4Uth 2019 winners

Overall winner: Jasmine Chapman, 11, Arnold

Jasmine attends Richard Bonnington School in Arnold. She was nominated for the award by Pastoral Teaching Assistant, Grace Collins.


Jasmine was nominated for several reasons, including her charity fundraising efforts, her sporting achievements, the way she has raised awareness of dwarfism in school and the community, and her overall approach to life.

Grace explains: “Jasmine has achondroplasia, the most common form of dwarfism. She decided she wanted to raise funds for Little People UK, a charity supporting people with the condition. She contacted Warwick Davis and asked him to come and help her give a school assembly and talk about dwarfism. He did so, providing a spellbinding afternoon of entertainment for the pupils. Jasmine and her mum worked tirelessly, collecting raffle prizes and putting on an amazing coffee morning, raising £1,500.


“Jasmine then set her sights on the Dwarf Sports Association UK (DSA UK), organising a fundraising day called 'Sport for All'. Pupils were able to try inclusive sports and raise money through sponsorship.

“Jasmine again enlisted celebrity support and Ellie Simmonds sent a personalised video, for an awareness assembly, where Tom Mills from DSA UK helped tell young people about dwarf sports. Another £1,400 was raised, which paid for inclusive PE equipment and also supported the work of DSA UK”.

The events and fundraising had a major effect on both the school and community. Jasmine helped many people to celebrate differences and to see the importance of attitude and approach to life in achieving goals.

Grace continues, “Last year Jasmine underwent major surgery to help straighten her spine, due to scoliosis. She showed no fear approaching the operation and made the most amazing recovery. She charmed everyone in the hospital with her positive attitude and outlook. As soon as she was able Jasmine was back doing what she loves most, getting involved in sport.

“She has a real passion for football and plays for the girls’ football team against other schools. She is a very talented player. She is also very good at Boccia and loves to swim.

This year Jasmine joined DSA UK and competed in the National Games in Birmingham, winning a number of medals. She wants to continue her involvement in sport, but knows, as she gets older, there will be fewer opportunities for her to compete in team games.  DSA UK will give her the chance to do what she loves and, as soon as she is old enough I predict Jasmine will represent the women’s football team at the DSA International Games”.

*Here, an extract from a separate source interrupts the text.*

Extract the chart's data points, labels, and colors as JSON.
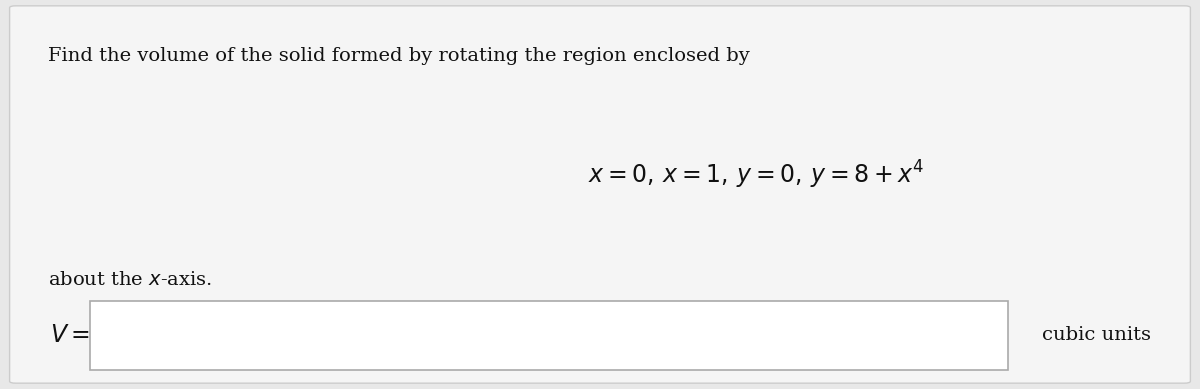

Grace concludes, “Jasmine doesn't let anything stand in her way.  As Jasmine started to notice she was different from her classmates, she set out to understand all about dwarfism and what it would mean for her. Jasmine then raised awareness in school and the community, so we could understand too.  She seems undaunted by anything and I am confident that she will be prepared for different challenges as she gets older. Jasmine is the sort of person that, wherever she goes, she will attract attention, for all the right reasons. Jasmine is truly inspirational”.

Councillor Tracey Taylor, Vice-Chairman of the Children and Young People Committee, said: “Jasmine’s belief in working hard and not letting anything stand in her way has served her well. She is an inspiring person, an aspiring sportswoman, and is more than worthy of this commendation.”